The benchmark results

Standard Clean


benchmarking php includes/standard/clean
collecting 100 samples, 2 iterations each, in estimated 12.13241 s
bootstrapping with 100000 resamples
mean: 58.12652 ms, lb 57.14786 ms, ub 60.15813 ms, ci 0.950
std dev: 6.912029 ms, lb 4.108045 ms, ub 13.29588 ms, ci 0.950
found 6 outliers among 100 samples (6.0%)
  2 (2.0%) high mild
  4 (4.0%) high severe
variance introduced by outliers: 1.000%
variance is unaffected by outliers


Standard mixed


benchmarking php includes/standard/mixed
collecting 100 samples, 2 iterations each, in estimated 11.08999 s
bootstrapping with 100000 resamples
mean: 58.86753 ms, lb 57.81748 ms, ub 60.82246 ms, ci 0.950
std dev: 7.118014 ms, lb 4.625828 ms, ub 12.58350 ms, ci 0.950
found 8 outliers among 100 samples (8.0%)
  5 (5.0%) high mild
  3 (3.0%) high severe
variance introduced by outliers: 1.000%
variance is unaffected by outliers


Streams


benchmarking php includes/streams
collecting 100 samples, 2 iterations each, in estimated 14.42270 s
bootstrapping with 100000 resamples
mean: 76.48482 ms, lb 74.66795 ms, ub 78.86988 ms, ci 0.950
std dev: 10.60164 ms, lb 8.515426 ms, ub 13.80536 ms, ci 0.950
found 8 outliers among 100 samples (8.0%)
  7 (7.0%) high mild
  1 (1.0%) high severe
variance introduced by outliers: 1.000%
variance is unaffected by outliers


Conclusions

As expected, the streams code is slower, it adds around 1ms per include file. If you compare the probability density estimates, you will see that there is a small, albeit probably insignificant, overlap between the standard and stream versions. The results suggest that in larger programs the effect will be far less significant. The results are encouraging. This technique definitely merits further investigation, run it with mysql - the most widespread database deployed alongside php and if time permits against a patched version of drupal.

AttachmentSize
clean.php_.txt91 bytes
non-stream1.php_.txt1.49 KB
stream1.php_.txt1.55 KB

For some context

me and vlado were discussing using stream handlers as a mechanism for the templating system in Drupal.
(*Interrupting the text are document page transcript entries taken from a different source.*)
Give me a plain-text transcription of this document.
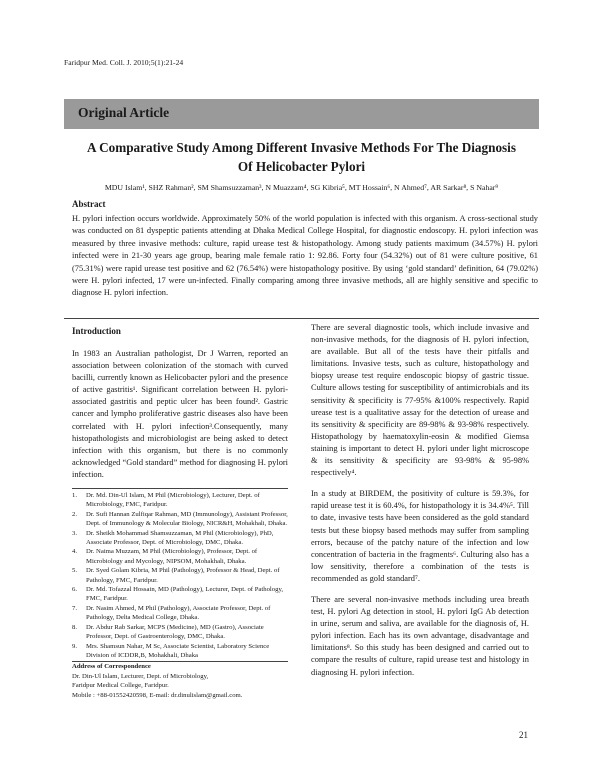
Faridpur Med. Coll. J. 2010;5(1):21-24
Original Article
A Comparative Study Among Different Invasive Methods For The Diagnosis
Of Helicobacter Pylori
MDU Islam¹, SHZ Rahman², SM Shamsuzzaman³, N Muazzam⁴, SG Kibria⁵, MT Hossain⁶, N Ahmed⁷, AR Sarkar⁸, S Nahar⁹
Abstract
H. pylori infection occurs worldwide. Approximately 50% of the world population is infected with this organism. A cross-sectional study was conducted on 81 dyspeptic patients attending at Dhaka Medical College Hospital, for diagnostic endoscopy. H. pylori infection was measured by three invasive methods: culture, rapid urease test & histopathology. Among study patients maximum (34.57%) H. pylori infected were in 21-30 years age group, bearing male female ratio 1: 92.86. Forty four (54.32%) out of 81 were culture positive, 61 (75.31%) were rapid urease test positive and 62 (76.54%) were histopathology positive. By using ‘gold standard’ definition, 64 (79.02%) were H. pylori infected, 17 were un-infected. Finally comparing among three invasive methods, all are highly sensitive and specific to diagnose H. pylori infection.
Introduction

In 1983 an Australian pathologist, Dr J Warren, reported an association between colonization of the stomach with curved bacilli, currently known as Helicobacter pylori and the presence of active gastritis¹. Significant correlation between H. pylori-associated gastritis and peptic ulcer has been found². Gastric cancer and lympho proliferative gastric diseases also have been correlated with H. pylori infection³.Consequently, many histopathologists and microbiologist are being asked to detect infection with this organism, but there is no commonly acknowledged “Gold standard” method for diagnosing H. pylori infection.

1.	Dr. Md. Din-Ul Islam, M Phil (Microbiology), Lecturer, Dept. of Microbiology, FMC, Faridpur.
2.	Dr. Sufi Hannan Zulfiqar Rahman, MD (Immunology), Assistant Professor, Dept. of Immunology & Molecular Biology, NICR&H, Mohakhali, Dhaka.
3.	Dr. Sheikh Mohammad Shamsuzzaman, M Phil (Microbiology), PhD, Associate Professor, Dept. of Microbiology, DMC, Dhaka.
4.	Dr. Naima Muzzam, M Phil (Microbiology), Professor, Dept. of Microbiology and Mycology, NIPSOM, Mohakhali, Dhaka.
5.	Dr. Syed Golam Kibria, M Phil (Pathology), Professor & Head, Dept. of Pathology, FMC, Faridpur.
6.	Dr. Md. Tofazzal Hossain, MD (Pathology), Lecturer, Dept. of Pathology, FMC, Faridpur.
7.	Dr. Nasim Ahmed, M Phil (Pathology), Associate Professor, Dept. of Pathology, Delta Medical College, Dhaka.
8.	Dr. Abdur Rab Sarkar, MCPS (Medicine), MD (Gastro), Associate Professor, Dept. of Gastroenterology, DMC, Dhaka.
9.	Mrs. Shamsun Nahar, M Sc, Associate Scientist, Laboratory Science Division of ICDDR,B, Mohakhali, Dhaka
Address of Correspondence
Dr. Din-Ul Islam, Lecturer, Dept. of Microbiology,
Faridpur Medical College, Faridpur.
Mobile : +88-01552420598, E-mail: dr.dinulislam@gmail.com.

There are several diagnostic tools, which include invasive and non-invasive methods, for the diagnosis of H. pylori infection, are available. But all of the tests have their pitfalls and limitations. Invasive tests, such as culture, histopathology and biopsy urease test require endoscopic biopsy of gastric tissue. Culture allows testing for susceptibility of antimicrobials and its sensitivity & specificity is 77-95% &100% respectively. Rapid urease test is a qualitative assay for the detection of urease and its sensitivity & specificity are 89-98% & 93-98% respectively. Histopathology by haematoxylin-eosin & modified Giemsa staining is important to detect H. pylori under light microscope & its sensitivity & specificity are 93-98% & 95-98% respectively⁴.

In a study at BIRDEM, the positivity of culture is 59.3%, for rapid urease test it is 60.4%, for histopathology it is 34.4%⁵. Till to date, invasive tests have been considered as the gold standard tests but these biopsy based methods may suffer from sampling errors, because of the patchy nature of the infection and low concentration of bacteria in the fragments⁶. Culturing also has a low sensitivity, therefore a combination of the tests is recommended as gold standard⁷.

There are several non-invasive methods including urea breath test, H. pylori Ag detection in stool, H. pylori IgG Ab detection in urine, serum and saliva, are available for the diagnosis of, H. pylori infection. Each has its own advantage, disadvantage and limitations⁸. So this study has been designed and carried out to compare the results of culture, rapid urease test and histology in diagnosing H. pylori infection.

21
if you could 'include("phptemplate://template_name")' , the templates could be stored inside the database or anywhere really.

that is one of the possibilities

yes, that is one of the possibilities - it will allow in-place template editing, which is quite cool really.

Although I was thinking in other terms. For load-balanced and highly-available systems you need to maintain the code in only one place. This eliminates the code phase difference between machines, everything is in the db. Upgrade just in one place and leave replication to the database.

For low-end hosting, you can avoid doing the ftp round trip.

Using special protocols/streams, you can achieve a lot of funky stuff - like code generation, php sand-boxing, etc... Dream baby sweet dreams :)

clever

With a stream wrapper you are avoiding the previously existing problem that code in database required eval which is terribly slow. Worth investigating.

The best thing about this is

The best thing about this is the proper analysis of statistical errors. :p

The method as such also deserves to be more investigated.

Hoever, I am actually not that thrilled about mixing the DB with the Code.

APC?

did your webserver have an opcode cache like APC?

because this method will not benefit from the apc caching?
unless you would use the APC variable cache to put the code in memory.

another benefit for this would be that you do not need to have write access to the file system (big benefit for the plugin manager in drupal 7)

oops, only read part 2 so

oops, only read part 2 so didn't see the reason actually was the plugin manager ;-)

APC et al

I think this method will not benefit from APC, although there might be workarounds. I haven't studied the apc_compile function properly and if it allows streams as opposed to files. The php documentation just avoids mentioning it, since streams are fairly obscure.

Yes, you don't need write access to the file system. For that matter, this method allows you to have a 'code server', so that you have to update your code only there and reuse it on multiple machines or sites.